Un chahid (arabe : شَهيد [šahīd], martyr) est celui que l'on considère comme un martyr dans les pays arabes, du point de vue de l'islam ou des gouvernements. Le sens du mot arabe est proche de celui du mot grec (μάρτυς, gén. μάρτυρος [martüros], témoin) puisque le mot chahid (i bref) (شَاهِد [šāhid], témoin; spectateur) signifie lui aussi témoin. Il s'agit évidemment de témoigner de sa foi.
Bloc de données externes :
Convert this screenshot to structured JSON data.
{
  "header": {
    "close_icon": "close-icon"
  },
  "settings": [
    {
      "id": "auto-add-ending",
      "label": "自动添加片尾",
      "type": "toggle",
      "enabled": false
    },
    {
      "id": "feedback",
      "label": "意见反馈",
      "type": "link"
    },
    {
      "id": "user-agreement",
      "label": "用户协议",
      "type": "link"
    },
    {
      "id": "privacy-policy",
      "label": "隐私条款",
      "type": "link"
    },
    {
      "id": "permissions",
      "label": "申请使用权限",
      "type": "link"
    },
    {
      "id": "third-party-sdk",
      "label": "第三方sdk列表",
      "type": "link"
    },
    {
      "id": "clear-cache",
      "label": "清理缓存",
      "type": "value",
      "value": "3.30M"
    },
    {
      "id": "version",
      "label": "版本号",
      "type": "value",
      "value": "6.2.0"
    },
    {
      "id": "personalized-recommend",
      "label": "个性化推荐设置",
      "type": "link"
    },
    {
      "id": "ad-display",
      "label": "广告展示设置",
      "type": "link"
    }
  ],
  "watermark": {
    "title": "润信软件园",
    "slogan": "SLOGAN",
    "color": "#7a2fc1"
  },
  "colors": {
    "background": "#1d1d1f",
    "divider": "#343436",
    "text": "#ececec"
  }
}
En Égypte, l'appellation est attribuée par le gouvernement, même si les familles de personnes décédées s'en réclament, et dans les années récentes spécialement pour les victimes de la révolution de 2011[1].
Ce terme, qui possède un sens plus large que le sens chrétien (celui qui est tué pour ne pas renier sa religion), est utilisé pour désigner ceux qui meurent à cause du Jihad.
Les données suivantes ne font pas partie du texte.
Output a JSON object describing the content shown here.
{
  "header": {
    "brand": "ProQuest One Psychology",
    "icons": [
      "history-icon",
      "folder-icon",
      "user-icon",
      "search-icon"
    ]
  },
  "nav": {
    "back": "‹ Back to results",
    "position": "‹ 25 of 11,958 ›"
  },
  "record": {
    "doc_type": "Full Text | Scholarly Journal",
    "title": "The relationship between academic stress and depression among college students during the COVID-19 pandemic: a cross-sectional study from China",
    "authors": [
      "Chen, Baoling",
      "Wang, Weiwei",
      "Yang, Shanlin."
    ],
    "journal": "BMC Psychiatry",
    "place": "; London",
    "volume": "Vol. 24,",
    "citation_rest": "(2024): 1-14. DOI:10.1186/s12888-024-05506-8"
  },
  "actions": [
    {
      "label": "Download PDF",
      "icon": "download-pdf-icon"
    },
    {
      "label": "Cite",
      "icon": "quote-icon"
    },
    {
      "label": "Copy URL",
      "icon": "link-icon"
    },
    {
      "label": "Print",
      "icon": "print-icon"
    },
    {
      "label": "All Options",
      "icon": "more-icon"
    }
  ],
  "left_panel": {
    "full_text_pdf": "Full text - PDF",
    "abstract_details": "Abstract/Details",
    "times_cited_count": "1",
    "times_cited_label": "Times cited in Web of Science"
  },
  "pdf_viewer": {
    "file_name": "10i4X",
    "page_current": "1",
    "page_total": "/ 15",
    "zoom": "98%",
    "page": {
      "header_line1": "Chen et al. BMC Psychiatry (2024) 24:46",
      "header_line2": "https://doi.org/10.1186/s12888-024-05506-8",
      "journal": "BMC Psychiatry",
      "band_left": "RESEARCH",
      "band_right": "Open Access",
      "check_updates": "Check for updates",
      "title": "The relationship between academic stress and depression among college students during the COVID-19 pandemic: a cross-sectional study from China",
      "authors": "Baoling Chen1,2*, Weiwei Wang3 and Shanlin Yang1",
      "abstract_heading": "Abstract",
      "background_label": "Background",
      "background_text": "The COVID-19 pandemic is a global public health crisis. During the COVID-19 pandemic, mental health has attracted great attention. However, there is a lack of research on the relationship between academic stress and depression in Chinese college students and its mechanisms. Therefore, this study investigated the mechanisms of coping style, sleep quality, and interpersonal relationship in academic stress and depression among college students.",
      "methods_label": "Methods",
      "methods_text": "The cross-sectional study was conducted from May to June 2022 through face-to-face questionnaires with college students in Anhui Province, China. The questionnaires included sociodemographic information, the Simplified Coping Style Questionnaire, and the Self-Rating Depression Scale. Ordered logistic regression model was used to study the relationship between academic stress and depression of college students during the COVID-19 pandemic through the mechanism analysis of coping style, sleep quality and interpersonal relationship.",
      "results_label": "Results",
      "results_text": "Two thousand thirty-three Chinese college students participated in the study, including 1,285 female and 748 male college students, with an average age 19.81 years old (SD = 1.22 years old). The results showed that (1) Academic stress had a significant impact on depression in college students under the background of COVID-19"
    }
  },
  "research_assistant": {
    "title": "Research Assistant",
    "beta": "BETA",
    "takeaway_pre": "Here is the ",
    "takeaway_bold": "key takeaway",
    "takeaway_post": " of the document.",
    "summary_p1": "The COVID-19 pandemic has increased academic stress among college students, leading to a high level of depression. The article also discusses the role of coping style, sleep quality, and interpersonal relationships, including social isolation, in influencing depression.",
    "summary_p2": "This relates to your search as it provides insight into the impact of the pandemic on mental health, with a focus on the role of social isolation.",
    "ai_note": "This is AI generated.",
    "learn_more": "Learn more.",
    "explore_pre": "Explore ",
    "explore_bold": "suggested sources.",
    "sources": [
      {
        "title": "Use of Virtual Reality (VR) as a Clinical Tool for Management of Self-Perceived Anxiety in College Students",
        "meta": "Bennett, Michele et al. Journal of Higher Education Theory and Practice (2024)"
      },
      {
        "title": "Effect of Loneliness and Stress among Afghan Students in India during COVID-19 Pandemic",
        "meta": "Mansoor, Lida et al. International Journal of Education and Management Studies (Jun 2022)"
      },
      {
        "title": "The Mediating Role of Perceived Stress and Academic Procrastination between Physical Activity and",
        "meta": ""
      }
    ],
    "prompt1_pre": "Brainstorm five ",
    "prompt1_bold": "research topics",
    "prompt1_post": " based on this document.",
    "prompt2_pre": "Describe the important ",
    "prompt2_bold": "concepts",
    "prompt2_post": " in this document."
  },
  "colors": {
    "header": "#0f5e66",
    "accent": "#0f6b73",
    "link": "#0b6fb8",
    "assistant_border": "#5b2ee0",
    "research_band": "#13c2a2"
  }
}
Le mot chahid provient de la racineش ه د (š-h-d) composée des trois consonnes shīn, hā et dāl, et qui désigne le fait d'observer, d'être présent à et d'être témoin de[7].
En français, la graphiechâhid — avec un accent circonflexe sur le a — est utilisée pour « témoin » (شَاهِد / šāhid) ; la graphie chahîd — avec un accent circonclexe sur le i — l'est pour « martyr » (شهيد / šahīd)[7],[8],[9].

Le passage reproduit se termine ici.